Random effect model for multi center prognostic markers

In the Gerds and Kattan Medical Risk Prediction text they mention that " Including the cohort variable as a random effect in a logistic or Cox regression model would make it possible to predict new patients from other centers. However, doing this is not well motivated. There are two problems. The first is that adding a random effect corresponds to conditioning on another predictor variable (the random effect), although this variable has not been observed. Hence, if the random effect turns out to be important this means that an important predictor variable is not available and hence the predicted risk may be systematically too high or too low.
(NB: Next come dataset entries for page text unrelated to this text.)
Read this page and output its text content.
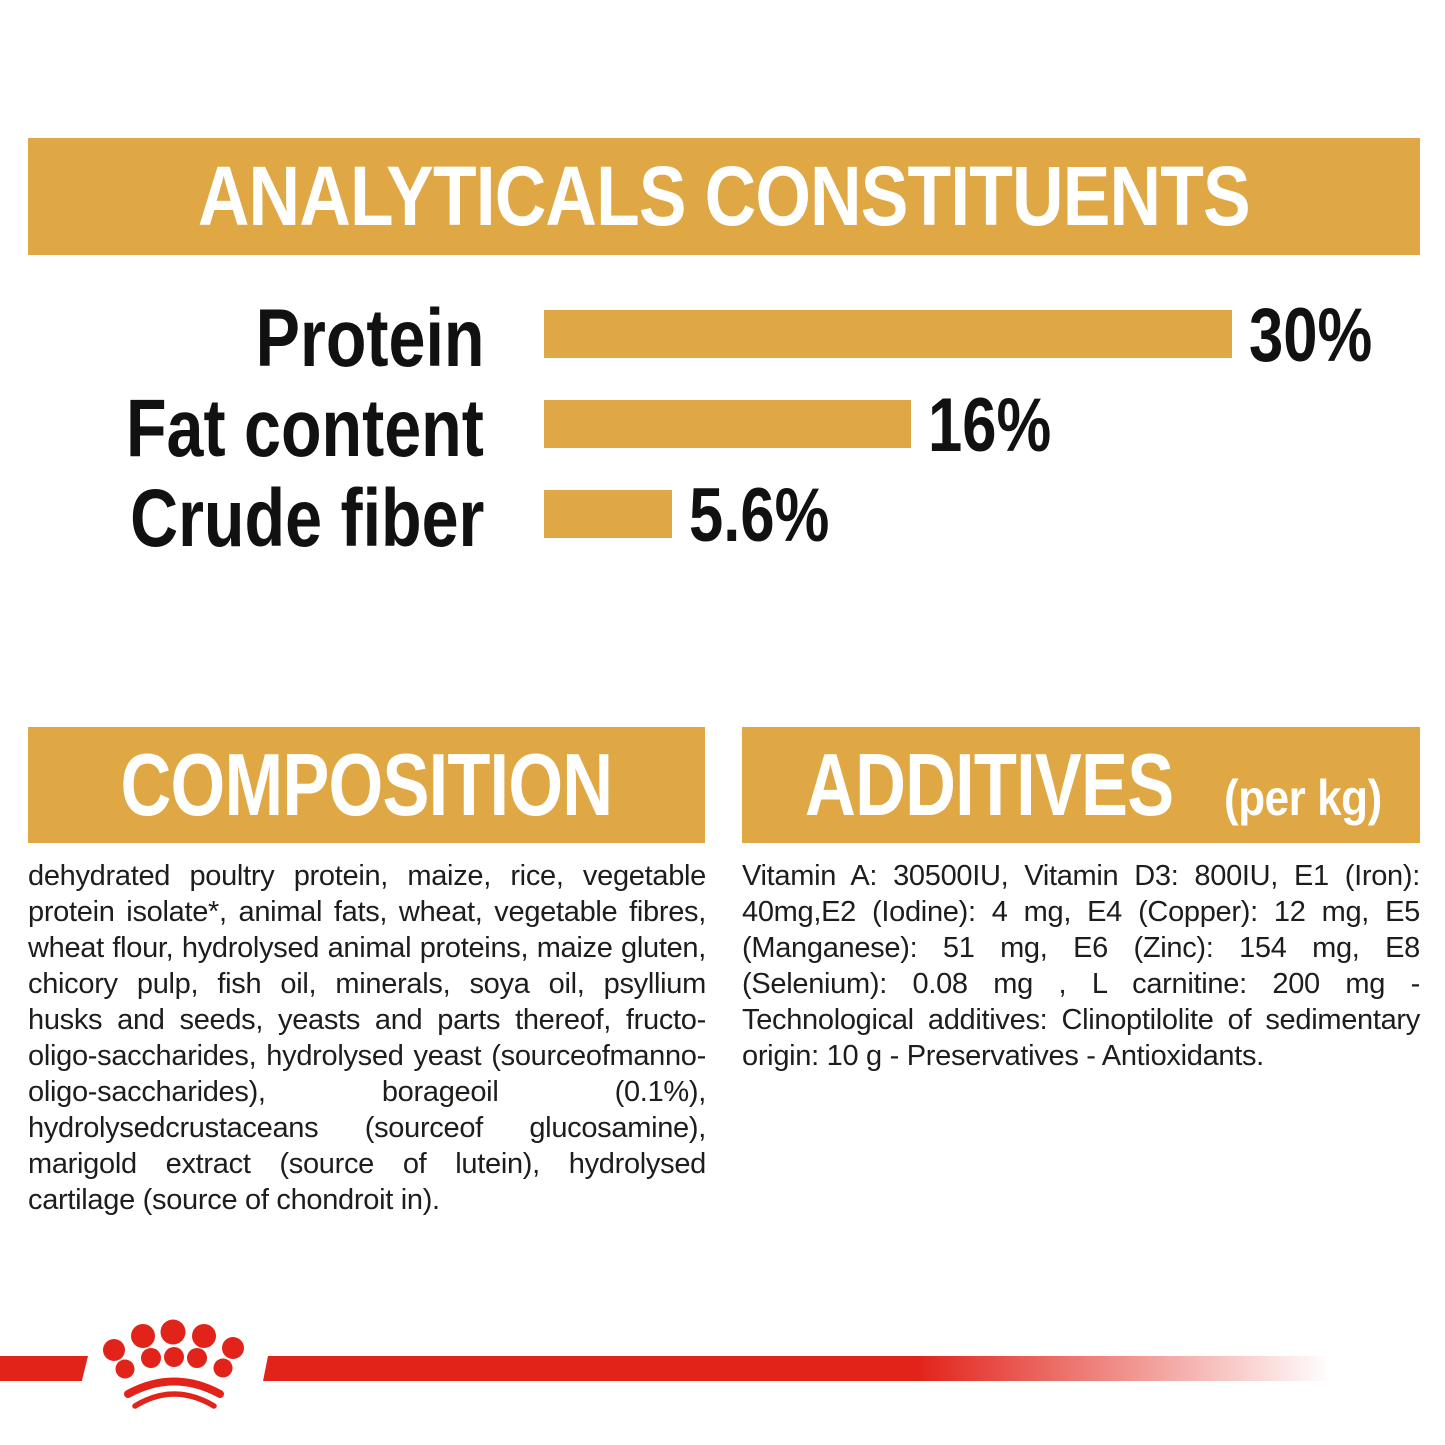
ANALYTICALS CONSTITUENTS
Protein	30%
Fat content	16%
Crude fiber	5.6%
COMPOSITION
dehydrated poultry protein, maize, rice, vegetable protein isolate*, animal fats, wheat, vegetable fibres, wheat flour, hydrolysed animal proteins, maize gluten, chicory pulp, fish oil, minerals, soya oil, psyllium husks and seeds, yeasts and parts thereof, fructo-oligo-saccharides, hydrolysed yeast (sourceofmanno-oligo-saccharides), borageoil (0.1%), hydrolysedcrustaceans (sourceof glucosamine), marigold extract (source of lutein), hydrolysed cartilage (source of chondroit in).
ADDITIVES (per kg)
Vitamin A: 30500IU, Vitamin D3: 800IU, E1 (Iron): 40mg,E2 (Iodine): 4 mg, E4 (Copper): 12 mg, E5 (Manganese): 51 mg, E6 (Zinc): 154 mg, E8 (Selenium): 0.08 mg , L carnitine: 200 mg - Technological additives: Clinoptilolite of sedimentary origin: 10 g - Preservatives - Antioxidants.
The second problem is related to the non-collapsability of logistic regression models and Cox regression models."

If this is accurate what is the appropriate method for dealing with prognostic factor models using data from multiple centers?

Here’s my understanding.

  • Estimation of random effects requires a lot of data from a lot of centers
  • Unless using a Bayesian nonparametric random effects distribution, hierarchical models tend to make restrictive normality and single variance assumptions about random effects, and violations of these assumptions can hurt overall inference and invalidate predictions of future centers
  • Random effects models assumes centers are exchangeable
  • Sometimes it is more meaningful, useful, and extrapolatable to model center characteristics than actual center attended
  • Prediction of outcomes at future or non-sampled centers is highly dependent on the centers being exchangeable when the method in the last bullet point is not used
  • When there is large unexplainable variation in outcomes across centers it’s often better to include random effects than to exclude them
  • Don’t ever make the mistake of paying a lot of attention to centers while refusing to model all-important patient-specific baseline characteristics such as age and extend of disease

Thank you. How would you determine if the prognostic model or prognostic factors apply to the average individual or to the average center?

May be best to give an example of what you are referring to.

I dont have a specific example but just looked at this paper and was wondering if with random effects models defining the estimand is essential.

Cluster randomized trials require random effects to get the right correlation structure. That’s somewhat different.